What to do after the transplant :

  • Monitor the humidity of the soil: it must not dry out in the weeks following transplanting,
  • If you need to install a stake, place it on the side of the prevailing winds, before or at the same time as the plant.


Digging up well

Let us specify that the objective is to preserve an optimal quantity of roots, in order to ensure that the subject has a good chance of survival.

Your tools will be the straight shovel and the spade shovel.


Dig a trench around the shrub, with a diameter roughly corresponding to its spread. If there are roots, cut them as sharply as possible with the iron of the shovel.

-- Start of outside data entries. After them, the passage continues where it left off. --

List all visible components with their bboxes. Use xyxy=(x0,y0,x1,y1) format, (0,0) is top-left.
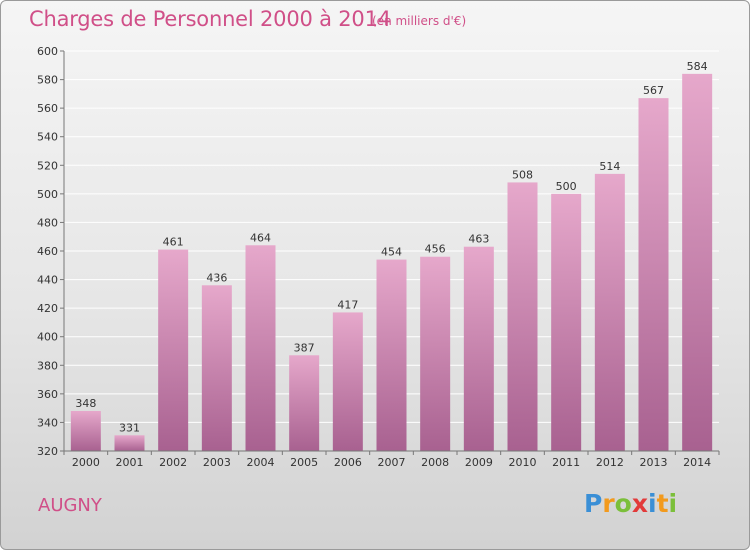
bar xyxy=(245,245,276,451)
logo-letter: r xyxy=(602,489,615,518)
y-tick-label: 600 xyxy=(37,45,58,58)
data-label: 348 xyxy=(75,397,96,410)
bar xyxy=(158,249,189,451)
data-label: 514 xyxy=(599,160,620,173)
y-tick-label: 540 xyxy=(37,131,58,144)
data-label: 464 xyxy=(250,231,271,244)
y-tick-label: 560 xyxy=(37,102,58,115)
x-tick-label: 2014 xyxy=(683,456,711,469)
data-label: 584 xyxy=(687,60,708,73)
x-tick-label: 2004 xyxy=(247,456,275,469)
y-tick-label: 460 xyxy=(37,245,58,258)
y-tick-label: 340 xyxy=(37,416,58,429)
data-label: 500 xyxy=(556,180,577,193)
y-tick-label: 400 xyxy=(37,331,58,344)
data-label: 331 xyxy=(119,421,140,434)
data-label: 567 xyxy=(643,84,664,97)
x-tick-label: 2008 xyxy=(421,456,449,469)
axes: 320 340 360 380 400 420 440 460 480 500 520 540 560 5… xyxy=(37,45,720,469)
y-tick-label: 420 xyxy=(37,302,58,315)
data-label: 436 xyxy=(206,271,227,284)
x-tick-label: 2000 xyxy=(72,456,100,469)
x-tick-label: 2011 xyxy=(552,456,580,469)
data-label: 508 xyxy=(512,168,533,181)
x-tick-label: 2009 xyxy=(465,456,493,469)
x-tick-label: 2012 xyxy=(596,456,624,469)
data-label: 417 xyxy=(337,298,358,311)
x-tick-label: 2003 xyxy=(203,456,231,469)
data-label: 461 xyxy=(163,236,184,249)
y-tick-label: 380 xyxy=(37,359,58,372)
bars xyxy=(70,73,713,452)
logo-letter: P xyxy=(584,489,603,518)
data-label: 456 xyxy=(425,243,446,256)
x-tick-label: 2013 xyxy=(640,456,668,469)
data-label: 454 xyxy=(381,246,402,259)
bar xyxy=(114,435,145,451)
x-tick-label: 2007 xyxy=(378,456,406,469)
chart-subtitle: (en milliers d'€) xyxy=(372,14,467,28)
bar xyxy=(70,411,101,451)
data-label: 387 xyxy=(294,341,315,354)
y-tick-label: 440 xyxy=(37,274,58,287)
y-tick-label: 520 xyxy=(37,159,58,172)
logo-letter: t xyxy=(656,489,669,518)
y-tick-label: 360 xyxy=(37,388,58,401)
bar xyxy=(551,193,582,451)
logo-letter: i xyxy=(668,489,678,518)
y-tick-label: 580 xyxy=(37,74,58,87)
bar xyxy=(463,246,494,451)
logo-letter: i xyxy=(648,489,657,518)
y-tick-label: 480 xyxy=(37,216,58,229)
x-tick-label: 2001 xyxy=(116,456,144,469)
x-tick-label: 2002 xyxy=(159,456,187,469)
bar xyxy=(682,73,713,451)
bar xyxy=(594,173,625,451)
bar xyxy=(289,355,320,451)
bar xyxy=(376,259,407,451)
data-labels: 348 331 461 436 464 387 417 454 456 463 508 500 514 5… xyxy=(75,60,707,434)
data-label: 463 xyxy=(468,233,489,246)
logo-letter: x xyxy=(631,489,648,518)
x-tick-label: 2006 xyxy=(334,456,362,469)
bar xyxy=(507,182,538,451)
place-name: AUGNY xyxy=(38,495,102,516)
bar xyxy=(638,98,669,452)
bar xyxy=(420,256,451,451)
x-tick-label: 2010 xyxy=(509,456,537,469)
x-tick-label: 2005 xyxy=(290,456,318,469)
proxiti-logo: Proxiti xyxy=(584,489,677,518)
chart-title: Charges de Personnel 2000 à 2014 xyxy=(29,7,391,31)
bar xyxy=(201,285,232,451)
bar xyxy=(332,312,363,451)
y-tick-label: 320 xyxy=(37,445,58,458)
logo-letter: o xyxy=(614,489,632,518)
y-tick-label: 500 xyxy=(37,188,58,201)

Then lift the root ball with the spade. Deep roots may resist. Persevere and, if necessary, dig a little deeper.


Preparing the trip

If the shrub is of good size, moving such a heavy rootball will not be easy. Let’s see how to do it alone without compromising your back…

Take one of these blue woven polyethylene tarpaulins, very resistant, which are easily found in DIY stores.


Pass the tarp under the root ball, bring it as close as possible to the root ball, then tie it to the trunk of the shrub.


Out of the hole

Extraction of the rootball should not be done by lifting it vertically!

Take a solid wooden board and slide it under the rootball, resting on the edge of the hole.


Then simply slide the swaddled clump on the board until it comes out of the hole.

Carry the shrub in a wheelbarrow to its new destination in the garden. The tarpaulin will prevent the roots from being damaged too much.


Setting up

The hole will ideally have been dug a few weeks in advance, to prepare the ground.

Place the shrub at the bottom of the hole. Carefully remove the tarp.


Prepare a mixture of soil favourable for recovery: good planting soil, soil from the hole, compost or slow-release fertilizer. Follow our planting tips; water regularly after planting and the summer after: the shrub will take one to two years to resettle definitively.



If the plant to be transplanted has to be moved to another garden, has to travel and therefore has to wait before it can return to full soil, it is imperative to prevent the root ball and the roots from drying out.


Once out of the ground, wrap the root ball in a large burlap or thick plastic. This will limit evaporation during transport. Replant quickly.